797 High Thiopurine Methyltransferase Activity Does Not Affect Concentration of Azathioprine Metabolite 6-Thioguanine Nucleotide in Inflammatory Bowel Disease

Abstract

INTRODUCTION: Azathioprine (AZA) is commonly used to treat inflammatory bowel disease (IBD). Thiopurine methyltransferase (TPMT) converts AZA to key active metabolite 6-thioguanine nucleotide (6-TGN). Low TPMT activity is associated with high 6-TGN and side effects. Conversely, low 6-TGN is associated with lack of clinical response and has been associated with high TPMT activity but has not been examined in an IBD population. The aim of this study was to identify the independent effect of normal to high TPMT activity on 6-TGN concentrations in an IBD population.
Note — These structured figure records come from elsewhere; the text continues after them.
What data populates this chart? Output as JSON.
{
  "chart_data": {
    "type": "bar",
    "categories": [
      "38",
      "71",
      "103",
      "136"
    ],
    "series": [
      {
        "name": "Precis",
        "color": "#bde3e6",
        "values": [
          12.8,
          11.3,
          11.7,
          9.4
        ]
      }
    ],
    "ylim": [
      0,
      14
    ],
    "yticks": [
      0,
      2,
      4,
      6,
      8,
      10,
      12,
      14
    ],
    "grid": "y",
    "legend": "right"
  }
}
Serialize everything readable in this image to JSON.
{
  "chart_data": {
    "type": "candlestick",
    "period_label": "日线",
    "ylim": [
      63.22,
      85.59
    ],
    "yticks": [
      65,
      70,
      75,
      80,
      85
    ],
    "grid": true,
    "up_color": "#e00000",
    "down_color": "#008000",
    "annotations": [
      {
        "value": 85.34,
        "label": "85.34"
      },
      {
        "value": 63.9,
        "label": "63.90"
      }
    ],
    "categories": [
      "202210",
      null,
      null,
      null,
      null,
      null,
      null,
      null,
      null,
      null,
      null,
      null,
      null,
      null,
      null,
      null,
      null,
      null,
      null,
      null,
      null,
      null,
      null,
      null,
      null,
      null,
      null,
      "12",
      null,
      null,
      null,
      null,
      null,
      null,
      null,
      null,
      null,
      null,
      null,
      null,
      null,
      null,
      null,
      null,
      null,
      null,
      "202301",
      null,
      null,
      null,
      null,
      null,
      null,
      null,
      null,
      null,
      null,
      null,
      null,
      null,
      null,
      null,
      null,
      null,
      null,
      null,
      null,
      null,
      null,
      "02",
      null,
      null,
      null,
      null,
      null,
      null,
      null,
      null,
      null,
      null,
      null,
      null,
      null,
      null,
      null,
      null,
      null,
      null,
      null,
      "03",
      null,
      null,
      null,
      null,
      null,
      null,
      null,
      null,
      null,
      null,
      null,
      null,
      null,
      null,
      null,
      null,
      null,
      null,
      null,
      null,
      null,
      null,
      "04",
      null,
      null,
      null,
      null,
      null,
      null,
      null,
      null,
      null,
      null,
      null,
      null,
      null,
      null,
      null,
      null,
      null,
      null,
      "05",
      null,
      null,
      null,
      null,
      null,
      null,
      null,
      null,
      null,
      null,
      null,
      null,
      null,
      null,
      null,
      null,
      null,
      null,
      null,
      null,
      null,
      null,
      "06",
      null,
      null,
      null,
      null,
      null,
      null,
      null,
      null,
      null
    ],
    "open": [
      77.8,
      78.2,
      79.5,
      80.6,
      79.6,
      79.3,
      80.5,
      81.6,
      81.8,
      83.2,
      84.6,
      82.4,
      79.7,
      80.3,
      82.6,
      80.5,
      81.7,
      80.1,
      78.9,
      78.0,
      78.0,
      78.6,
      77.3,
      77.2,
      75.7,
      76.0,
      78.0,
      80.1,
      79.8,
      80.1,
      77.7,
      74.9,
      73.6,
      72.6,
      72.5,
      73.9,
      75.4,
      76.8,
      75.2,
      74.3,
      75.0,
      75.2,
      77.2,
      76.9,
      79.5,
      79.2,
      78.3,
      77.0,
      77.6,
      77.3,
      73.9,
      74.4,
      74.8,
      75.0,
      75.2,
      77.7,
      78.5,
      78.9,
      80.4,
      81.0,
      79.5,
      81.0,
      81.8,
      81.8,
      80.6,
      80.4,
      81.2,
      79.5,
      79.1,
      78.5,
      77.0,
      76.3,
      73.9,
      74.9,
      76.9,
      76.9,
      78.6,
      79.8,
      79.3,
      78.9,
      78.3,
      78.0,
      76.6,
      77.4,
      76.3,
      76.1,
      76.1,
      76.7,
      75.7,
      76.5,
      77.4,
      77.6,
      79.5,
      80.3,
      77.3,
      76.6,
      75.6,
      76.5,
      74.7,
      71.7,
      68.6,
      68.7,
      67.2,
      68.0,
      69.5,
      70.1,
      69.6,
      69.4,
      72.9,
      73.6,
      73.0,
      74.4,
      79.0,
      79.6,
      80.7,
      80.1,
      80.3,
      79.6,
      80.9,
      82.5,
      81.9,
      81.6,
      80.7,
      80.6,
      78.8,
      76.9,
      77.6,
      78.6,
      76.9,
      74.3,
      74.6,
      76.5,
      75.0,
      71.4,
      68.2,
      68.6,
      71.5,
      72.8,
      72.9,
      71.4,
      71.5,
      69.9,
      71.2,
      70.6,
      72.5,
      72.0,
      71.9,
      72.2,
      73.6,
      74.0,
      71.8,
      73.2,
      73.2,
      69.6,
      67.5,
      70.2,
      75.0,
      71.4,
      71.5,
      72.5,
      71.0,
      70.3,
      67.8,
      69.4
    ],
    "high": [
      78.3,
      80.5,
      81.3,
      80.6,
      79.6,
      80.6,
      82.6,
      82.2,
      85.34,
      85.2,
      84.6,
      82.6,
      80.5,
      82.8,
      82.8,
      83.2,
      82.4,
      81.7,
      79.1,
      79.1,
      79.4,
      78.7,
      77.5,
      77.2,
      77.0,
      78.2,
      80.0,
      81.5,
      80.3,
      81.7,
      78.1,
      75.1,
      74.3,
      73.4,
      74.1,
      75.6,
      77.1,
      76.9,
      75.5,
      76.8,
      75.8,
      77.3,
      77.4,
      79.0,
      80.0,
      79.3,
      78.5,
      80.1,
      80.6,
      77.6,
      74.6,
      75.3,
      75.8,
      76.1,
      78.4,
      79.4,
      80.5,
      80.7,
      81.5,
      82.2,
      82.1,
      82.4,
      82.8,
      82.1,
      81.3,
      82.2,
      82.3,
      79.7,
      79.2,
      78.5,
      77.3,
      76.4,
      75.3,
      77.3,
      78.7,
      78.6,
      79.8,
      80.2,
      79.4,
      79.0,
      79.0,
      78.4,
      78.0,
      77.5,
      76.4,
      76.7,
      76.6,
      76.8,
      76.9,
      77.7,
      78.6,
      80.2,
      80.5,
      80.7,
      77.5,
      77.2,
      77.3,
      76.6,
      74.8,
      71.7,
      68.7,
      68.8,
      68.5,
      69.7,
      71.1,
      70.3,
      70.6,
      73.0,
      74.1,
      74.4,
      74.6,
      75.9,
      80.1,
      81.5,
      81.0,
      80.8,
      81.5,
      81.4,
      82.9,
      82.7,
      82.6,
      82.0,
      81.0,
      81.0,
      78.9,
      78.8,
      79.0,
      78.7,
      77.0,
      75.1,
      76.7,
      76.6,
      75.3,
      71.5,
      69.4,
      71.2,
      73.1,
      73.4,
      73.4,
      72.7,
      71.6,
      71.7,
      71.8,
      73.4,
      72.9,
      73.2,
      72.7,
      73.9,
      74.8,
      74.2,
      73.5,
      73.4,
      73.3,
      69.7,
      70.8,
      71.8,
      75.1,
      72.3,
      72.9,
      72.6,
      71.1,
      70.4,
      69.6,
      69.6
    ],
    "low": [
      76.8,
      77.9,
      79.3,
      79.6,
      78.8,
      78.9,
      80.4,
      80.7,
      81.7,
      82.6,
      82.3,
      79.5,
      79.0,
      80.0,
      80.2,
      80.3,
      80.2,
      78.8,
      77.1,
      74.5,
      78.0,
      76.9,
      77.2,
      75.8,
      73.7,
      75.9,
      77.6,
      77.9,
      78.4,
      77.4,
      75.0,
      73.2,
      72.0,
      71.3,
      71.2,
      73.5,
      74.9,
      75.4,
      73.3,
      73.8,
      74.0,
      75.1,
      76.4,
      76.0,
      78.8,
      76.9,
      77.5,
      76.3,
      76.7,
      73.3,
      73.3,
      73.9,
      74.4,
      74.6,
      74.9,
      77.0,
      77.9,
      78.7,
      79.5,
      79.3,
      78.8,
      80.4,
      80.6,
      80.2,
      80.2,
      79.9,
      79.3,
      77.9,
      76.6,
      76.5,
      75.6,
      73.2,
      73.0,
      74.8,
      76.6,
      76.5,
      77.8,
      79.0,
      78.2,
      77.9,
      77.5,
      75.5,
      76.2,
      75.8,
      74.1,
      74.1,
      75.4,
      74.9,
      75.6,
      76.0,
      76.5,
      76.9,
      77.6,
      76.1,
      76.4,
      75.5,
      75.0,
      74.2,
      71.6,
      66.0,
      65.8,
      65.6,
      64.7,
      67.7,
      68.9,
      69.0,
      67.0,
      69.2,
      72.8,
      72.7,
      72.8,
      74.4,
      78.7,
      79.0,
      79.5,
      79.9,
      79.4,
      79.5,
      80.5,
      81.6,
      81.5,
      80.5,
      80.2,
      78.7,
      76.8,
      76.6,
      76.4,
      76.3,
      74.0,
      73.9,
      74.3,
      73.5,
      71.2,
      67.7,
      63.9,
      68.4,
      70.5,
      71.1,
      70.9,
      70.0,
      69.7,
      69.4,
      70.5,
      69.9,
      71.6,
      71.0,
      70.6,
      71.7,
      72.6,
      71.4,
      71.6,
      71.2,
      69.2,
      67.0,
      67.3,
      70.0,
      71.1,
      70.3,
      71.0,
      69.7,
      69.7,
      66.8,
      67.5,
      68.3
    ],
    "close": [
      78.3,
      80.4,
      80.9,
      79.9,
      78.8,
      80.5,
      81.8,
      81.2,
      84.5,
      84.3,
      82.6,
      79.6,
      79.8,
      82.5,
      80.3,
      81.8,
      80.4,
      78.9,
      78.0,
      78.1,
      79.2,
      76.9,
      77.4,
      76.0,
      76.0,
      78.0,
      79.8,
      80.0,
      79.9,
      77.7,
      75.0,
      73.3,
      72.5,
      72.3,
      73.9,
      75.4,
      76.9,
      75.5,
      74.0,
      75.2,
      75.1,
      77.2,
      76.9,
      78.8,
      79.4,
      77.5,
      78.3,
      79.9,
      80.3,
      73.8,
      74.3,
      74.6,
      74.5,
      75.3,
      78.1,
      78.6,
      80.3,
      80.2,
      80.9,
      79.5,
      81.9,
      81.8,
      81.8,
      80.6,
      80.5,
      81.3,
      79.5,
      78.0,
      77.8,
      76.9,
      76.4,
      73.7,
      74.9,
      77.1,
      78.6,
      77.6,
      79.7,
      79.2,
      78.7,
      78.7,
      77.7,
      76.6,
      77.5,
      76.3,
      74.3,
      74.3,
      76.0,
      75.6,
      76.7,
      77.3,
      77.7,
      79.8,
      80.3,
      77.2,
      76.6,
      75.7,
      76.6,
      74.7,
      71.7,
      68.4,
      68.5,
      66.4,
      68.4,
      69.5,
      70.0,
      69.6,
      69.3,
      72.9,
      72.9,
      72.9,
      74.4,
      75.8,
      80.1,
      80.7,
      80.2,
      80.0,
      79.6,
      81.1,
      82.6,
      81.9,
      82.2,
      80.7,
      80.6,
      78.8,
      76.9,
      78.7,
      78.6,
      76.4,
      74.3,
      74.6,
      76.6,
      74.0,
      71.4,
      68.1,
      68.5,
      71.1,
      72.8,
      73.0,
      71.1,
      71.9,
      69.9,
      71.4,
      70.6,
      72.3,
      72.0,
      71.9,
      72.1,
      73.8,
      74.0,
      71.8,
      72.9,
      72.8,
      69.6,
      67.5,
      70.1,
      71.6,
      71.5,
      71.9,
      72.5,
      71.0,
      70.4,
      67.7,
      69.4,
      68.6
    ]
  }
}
METHODS: We performed a retrospective chart review of patients aged >18 with IBD treated with AZA and with documented TPMT activity and 6-TGN levels from 2010 to 2017. To account for different assays, TPMT activity was normalized against the established low-normal TPMT activity, with low activity defined as less than 1 and high activity defined as above the 75th quantile of TPMT activity in the cohort. Those with low TPMT were excluded. Linear regression was used to determine the effect of TPMT activity on 6-TGN accounting for potential confounders. Further assessment of the interaction between dose and TPMT activity on 6-TGN was measured through the Average Causal Mediation Effects (ACME). Statistics performed in R v3.6.0 using mediation package. This study was IRB approved. RESULTS: Dosing of AZA in mg/kg, TPMT activity, and 6-TGN concentration were documented in 63 patients, of which 10 had low TPMT activity and were subsequently excluded, leaving 53 patients for analysis. Overall 37% of the cohort had a therapeutic 6-TGN level of >240 pmol/8 × 108 RBC. No patient under 1mg/kg achieved a therapeutic 6-TGN level, whereas 50% of patients taking 2.5 mg/kg did. The median 6-TGN in the normal TPMT range was 191.5 (IQR: 78.8, 296.3) versus 201 (IQR: 45, 312) in the high group (P = 0.57). There was a weak positive correlation between dosing (mg/kg) and 6-TGN (R2 = 0.08), while no correlation was seen between TPMT and 6-TGN (R2 = 0.0). Linear regression to assess the effect of TPMT activity and dose on 6-TGN concentrations including potential confounders of sex, age, smoking status only identified dose (mg/kg) to have a significant effect on 6-TGN concentration (Table 1). CONCLUSION: There was no effect on 6-TGN as TPMT activity increased, although 6-TGN was positively affected by dose. Despite normal TPMT activity, therapeutic 6-TGN concentrations were only found in 50% of those dosed at 2.5 mg/kg.